A few years ago, a trusted friend sent me information and photographs relating to a group of hareidi Jews in Bet Shemesh, whose women and girls have begun to wear the Muslim women's garb that covers the entire body, including the head and face. A rabbinic supporter of the group says that these "modest" girls and women are hastening the arrival of the messiah.
Does the Torah require such garb? Does halakha consider such clothing to be mandatory or even desirable for women?
Obviously, the Torah and halakha do not require or condone such clothing. Otherwise, our mothers and grandmothers of all past generations would have dressed like Muslims. They did not. They were wonderfully modest, pious women who dressed in the normal clothing of their societies. They dressed modestly and appropriately--as the Torah and halakha require of all people, men and women.
What new madness has overtaken this extreme group of Jews? Is this just a strange manifestation of extreme behavior, limited to a few misguided individuals? Perhaps.
But perhaps this manifestation is a reflection of something deeper and more insidious in the religious life of the extreme Orthodox, who seem bent on creating ever more stringencies in all areas of halakha, especially in what they think of as "tseniut"--modesty. And these tendencies have infected, to some degree, a growing proportion of the general Orthodox Jewish community.
In the "old days", it was normal within the Orthodox world to have youth groups that included boys and girls. Day schools were often co-ed. Synagogues sponsored events where young men and women could meet and socialize. Men and women sat together at weddings and wedding banquets. Modest, religiously proper behavior was encouraged within a context where males and females could interact in respectful and appropriate ways.
In recent time, though, there has been an increasing tendency to isolate girls and boys, men and women, on the notion that this separation is somehow more "religious" and more "modest". It isn't. It is rather a reflection of a warped understanding of human nature, a belief that men cannot be trusted in any way to interact with or even see women. Men are deemed to be so untrustworthy, that girls and women are to be kept out of men's sight.
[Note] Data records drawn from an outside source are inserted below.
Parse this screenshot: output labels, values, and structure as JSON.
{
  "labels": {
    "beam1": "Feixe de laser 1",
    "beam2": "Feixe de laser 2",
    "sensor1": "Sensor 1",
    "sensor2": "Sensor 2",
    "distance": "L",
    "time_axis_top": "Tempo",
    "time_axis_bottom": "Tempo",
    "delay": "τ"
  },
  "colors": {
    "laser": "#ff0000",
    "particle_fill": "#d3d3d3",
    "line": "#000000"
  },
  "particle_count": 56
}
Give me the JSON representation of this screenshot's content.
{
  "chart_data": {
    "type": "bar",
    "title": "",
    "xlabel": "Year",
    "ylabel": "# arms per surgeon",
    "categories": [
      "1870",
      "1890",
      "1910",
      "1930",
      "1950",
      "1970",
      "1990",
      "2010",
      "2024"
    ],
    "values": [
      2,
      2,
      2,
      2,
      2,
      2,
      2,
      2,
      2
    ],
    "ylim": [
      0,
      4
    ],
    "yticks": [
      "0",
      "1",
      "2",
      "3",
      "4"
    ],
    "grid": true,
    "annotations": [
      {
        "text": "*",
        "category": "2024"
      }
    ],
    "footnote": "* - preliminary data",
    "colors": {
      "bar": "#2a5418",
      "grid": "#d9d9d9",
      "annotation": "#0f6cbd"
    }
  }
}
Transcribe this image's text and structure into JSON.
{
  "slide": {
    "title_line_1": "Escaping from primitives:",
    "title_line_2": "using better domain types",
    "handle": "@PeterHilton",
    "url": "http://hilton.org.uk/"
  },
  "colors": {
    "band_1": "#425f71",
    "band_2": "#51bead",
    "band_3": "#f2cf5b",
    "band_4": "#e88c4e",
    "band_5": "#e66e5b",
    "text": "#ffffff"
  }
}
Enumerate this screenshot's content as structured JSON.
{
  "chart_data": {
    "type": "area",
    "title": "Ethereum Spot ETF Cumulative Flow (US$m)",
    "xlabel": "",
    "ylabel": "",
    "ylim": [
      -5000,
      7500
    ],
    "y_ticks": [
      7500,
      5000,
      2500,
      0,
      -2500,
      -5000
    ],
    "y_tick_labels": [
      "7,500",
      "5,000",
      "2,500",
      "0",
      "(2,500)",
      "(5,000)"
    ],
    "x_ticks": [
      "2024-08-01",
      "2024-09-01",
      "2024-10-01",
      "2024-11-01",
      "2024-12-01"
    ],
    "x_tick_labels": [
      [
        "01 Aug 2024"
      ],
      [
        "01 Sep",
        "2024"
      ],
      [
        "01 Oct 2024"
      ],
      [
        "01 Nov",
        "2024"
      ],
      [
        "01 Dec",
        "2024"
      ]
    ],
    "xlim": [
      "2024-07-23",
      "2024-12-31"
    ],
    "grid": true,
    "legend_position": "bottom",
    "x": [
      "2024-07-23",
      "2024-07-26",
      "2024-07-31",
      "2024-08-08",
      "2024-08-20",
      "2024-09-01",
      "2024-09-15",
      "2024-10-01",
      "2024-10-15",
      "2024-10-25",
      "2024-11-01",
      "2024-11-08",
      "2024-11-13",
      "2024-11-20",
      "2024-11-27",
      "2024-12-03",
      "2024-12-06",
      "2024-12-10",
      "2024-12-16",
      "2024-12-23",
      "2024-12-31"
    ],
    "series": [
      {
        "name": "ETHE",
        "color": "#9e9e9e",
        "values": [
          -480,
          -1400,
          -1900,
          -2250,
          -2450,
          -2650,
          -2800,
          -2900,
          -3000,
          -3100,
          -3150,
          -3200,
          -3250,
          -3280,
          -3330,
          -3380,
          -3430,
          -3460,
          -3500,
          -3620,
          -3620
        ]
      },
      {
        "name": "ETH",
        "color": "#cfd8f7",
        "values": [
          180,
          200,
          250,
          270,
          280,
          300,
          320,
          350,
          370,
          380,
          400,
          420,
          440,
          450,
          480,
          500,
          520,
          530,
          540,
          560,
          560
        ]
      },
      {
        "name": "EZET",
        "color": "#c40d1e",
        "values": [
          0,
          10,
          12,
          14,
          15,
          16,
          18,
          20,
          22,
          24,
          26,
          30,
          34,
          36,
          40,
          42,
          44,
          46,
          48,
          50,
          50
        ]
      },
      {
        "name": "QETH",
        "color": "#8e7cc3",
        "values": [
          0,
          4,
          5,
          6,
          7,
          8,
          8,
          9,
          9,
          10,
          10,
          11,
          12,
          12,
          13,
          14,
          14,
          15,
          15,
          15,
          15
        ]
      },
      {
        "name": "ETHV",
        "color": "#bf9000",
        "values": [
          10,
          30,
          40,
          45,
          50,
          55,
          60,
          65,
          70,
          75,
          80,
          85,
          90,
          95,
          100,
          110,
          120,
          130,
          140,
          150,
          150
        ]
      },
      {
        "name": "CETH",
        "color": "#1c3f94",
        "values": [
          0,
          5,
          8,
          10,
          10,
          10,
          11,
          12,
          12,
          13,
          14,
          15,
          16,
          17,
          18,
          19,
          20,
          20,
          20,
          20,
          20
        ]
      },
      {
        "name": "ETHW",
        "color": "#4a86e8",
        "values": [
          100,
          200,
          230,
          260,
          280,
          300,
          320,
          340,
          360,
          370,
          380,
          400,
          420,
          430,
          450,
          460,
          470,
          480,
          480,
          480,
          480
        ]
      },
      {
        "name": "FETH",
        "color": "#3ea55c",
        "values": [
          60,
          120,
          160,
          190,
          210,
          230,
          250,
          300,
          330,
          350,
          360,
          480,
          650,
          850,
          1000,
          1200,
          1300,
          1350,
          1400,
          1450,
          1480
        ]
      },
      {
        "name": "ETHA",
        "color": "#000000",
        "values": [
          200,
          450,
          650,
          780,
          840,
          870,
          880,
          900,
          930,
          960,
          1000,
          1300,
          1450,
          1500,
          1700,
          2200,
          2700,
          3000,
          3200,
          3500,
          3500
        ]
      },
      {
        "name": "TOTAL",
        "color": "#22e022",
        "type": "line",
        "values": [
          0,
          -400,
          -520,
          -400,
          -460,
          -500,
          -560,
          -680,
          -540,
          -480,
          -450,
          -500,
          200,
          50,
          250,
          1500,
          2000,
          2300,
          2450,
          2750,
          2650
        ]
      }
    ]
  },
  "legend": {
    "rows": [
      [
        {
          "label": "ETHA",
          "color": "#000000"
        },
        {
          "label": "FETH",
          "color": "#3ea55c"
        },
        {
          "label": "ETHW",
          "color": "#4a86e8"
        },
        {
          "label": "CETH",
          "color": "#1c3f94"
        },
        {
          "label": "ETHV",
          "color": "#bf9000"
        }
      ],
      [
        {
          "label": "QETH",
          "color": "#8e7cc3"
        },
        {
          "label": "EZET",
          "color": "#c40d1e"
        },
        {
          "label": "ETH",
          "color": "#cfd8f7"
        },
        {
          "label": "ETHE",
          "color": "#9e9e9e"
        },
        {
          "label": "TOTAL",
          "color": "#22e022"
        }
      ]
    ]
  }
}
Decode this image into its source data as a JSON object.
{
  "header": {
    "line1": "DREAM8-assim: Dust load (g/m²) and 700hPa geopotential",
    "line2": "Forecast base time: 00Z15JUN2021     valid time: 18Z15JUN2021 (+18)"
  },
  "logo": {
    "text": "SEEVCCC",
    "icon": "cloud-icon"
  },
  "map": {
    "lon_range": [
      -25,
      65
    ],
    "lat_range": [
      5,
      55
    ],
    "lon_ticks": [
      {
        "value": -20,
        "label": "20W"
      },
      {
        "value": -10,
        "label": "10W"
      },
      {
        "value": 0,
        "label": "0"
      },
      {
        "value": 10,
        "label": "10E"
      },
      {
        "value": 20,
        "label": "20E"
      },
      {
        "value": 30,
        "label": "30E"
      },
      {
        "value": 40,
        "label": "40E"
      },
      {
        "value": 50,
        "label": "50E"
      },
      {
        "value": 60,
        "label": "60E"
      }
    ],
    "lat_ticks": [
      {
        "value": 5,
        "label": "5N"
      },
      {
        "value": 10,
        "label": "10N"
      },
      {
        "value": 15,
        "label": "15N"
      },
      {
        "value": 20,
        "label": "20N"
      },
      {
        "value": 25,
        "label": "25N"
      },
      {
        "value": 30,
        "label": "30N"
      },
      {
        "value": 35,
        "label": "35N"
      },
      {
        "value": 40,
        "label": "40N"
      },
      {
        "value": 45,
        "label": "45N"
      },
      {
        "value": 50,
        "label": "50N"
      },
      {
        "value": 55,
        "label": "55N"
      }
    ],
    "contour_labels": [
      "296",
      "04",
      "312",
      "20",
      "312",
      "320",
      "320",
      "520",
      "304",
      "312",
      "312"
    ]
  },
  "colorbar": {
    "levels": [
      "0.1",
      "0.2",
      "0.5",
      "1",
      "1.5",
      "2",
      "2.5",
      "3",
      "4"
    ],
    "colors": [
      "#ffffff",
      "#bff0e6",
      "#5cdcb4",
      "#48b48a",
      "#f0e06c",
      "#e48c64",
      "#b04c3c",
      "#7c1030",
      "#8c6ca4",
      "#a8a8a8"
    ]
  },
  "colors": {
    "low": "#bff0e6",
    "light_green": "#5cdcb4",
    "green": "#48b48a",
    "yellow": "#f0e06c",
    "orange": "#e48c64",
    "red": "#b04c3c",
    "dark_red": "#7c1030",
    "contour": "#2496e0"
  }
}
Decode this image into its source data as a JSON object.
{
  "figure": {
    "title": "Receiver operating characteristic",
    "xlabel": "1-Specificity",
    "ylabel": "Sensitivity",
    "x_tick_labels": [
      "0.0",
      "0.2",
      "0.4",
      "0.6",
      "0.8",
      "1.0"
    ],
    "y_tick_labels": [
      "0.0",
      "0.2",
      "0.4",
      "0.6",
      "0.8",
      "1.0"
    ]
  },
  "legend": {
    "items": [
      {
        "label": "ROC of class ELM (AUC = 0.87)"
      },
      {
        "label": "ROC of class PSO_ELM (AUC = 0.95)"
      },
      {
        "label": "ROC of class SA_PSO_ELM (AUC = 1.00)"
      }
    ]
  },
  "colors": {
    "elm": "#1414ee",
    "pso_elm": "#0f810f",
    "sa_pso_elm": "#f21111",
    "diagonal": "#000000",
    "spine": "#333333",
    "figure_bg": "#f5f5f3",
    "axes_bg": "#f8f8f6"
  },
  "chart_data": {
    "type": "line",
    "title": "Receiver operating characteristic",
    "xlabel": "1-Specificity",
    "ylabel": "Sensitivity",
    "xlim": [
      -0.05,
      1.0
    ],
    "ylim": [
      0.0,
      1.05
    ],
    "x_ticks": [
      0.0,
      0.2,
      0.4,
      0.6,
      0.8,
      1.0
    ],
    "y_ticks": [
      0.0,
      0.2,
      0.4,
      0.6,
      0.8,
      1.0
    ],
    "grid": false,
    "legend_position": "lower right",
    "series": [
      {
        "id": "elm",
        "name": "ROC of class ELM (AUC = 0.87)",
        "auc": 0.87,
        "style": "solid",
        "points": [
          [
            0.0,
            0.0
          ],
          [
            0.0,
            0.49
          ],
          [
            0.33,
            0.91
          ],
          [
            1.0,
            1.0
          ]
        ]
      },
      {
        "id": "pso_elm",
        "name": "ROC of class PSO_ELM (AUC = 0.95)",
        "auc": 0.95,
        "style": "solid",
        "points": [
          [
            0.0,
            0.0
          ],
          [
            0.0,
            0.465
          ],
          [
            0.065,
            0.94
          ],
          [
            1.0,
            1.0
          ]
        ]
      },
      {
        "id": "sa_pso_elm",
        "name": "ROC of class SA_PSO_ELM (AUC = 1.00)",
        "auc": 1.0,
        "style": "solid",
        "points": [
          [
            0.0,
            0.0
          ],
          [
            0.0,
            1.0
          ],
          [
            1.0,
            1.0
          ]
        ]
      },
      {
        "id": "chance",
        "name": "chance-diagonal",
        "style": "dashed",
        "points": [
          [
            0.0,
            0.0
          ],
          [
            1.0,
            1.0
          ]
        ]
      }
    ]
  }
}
Who pays the price for such a warped worldview? Girls and women! Because of men's supposed weaknesses, females are made to wear ridiculous clothes so as to hide themselves from view. Because men and women are deemed to be unable to relate to each other except in a sexually improper way, barriers are made to separate men and women so that they have as few opportunities as possible to speak with each other as fellow human beings. Women are victims of this philosophy--but so are men. It reduces all humans to sexual objects, unable to conduct themselves with properiety, decency and morality. It creates an artificial society that can only be sustained by building ever-more and ever-higher barriers between the genders.
This philosophy is grotesque and abhorrent. Seeing pictures of Jewish girls wearing Muslim clothes draped over their heads and faces is painful. It is a negation of the Torah values which have characterized the Jewish people since antiquity.
We need to recognize that this extreme garb did not just suddenly spring up. It is a result of the ever-increasing stringencies introduced by hareidi Orthodoxy, and increasingly accepted among the rest of Orthodoxy.
If we do not stand up against these tendencies to isolate the genders, then don't be surprised if these tendencies continue to become entrenched within Orthodoxy. Don't be surprised if more of our girls and women start dressing like Muslim females.
And don't be surprised if ever more Jews become alienated from Orthodoxy, from Torah and halakha. Enforcing false and unnecessary policies of "modesty" does not enhance religion or morality. Rather, it leads directly to a desecration of God's name.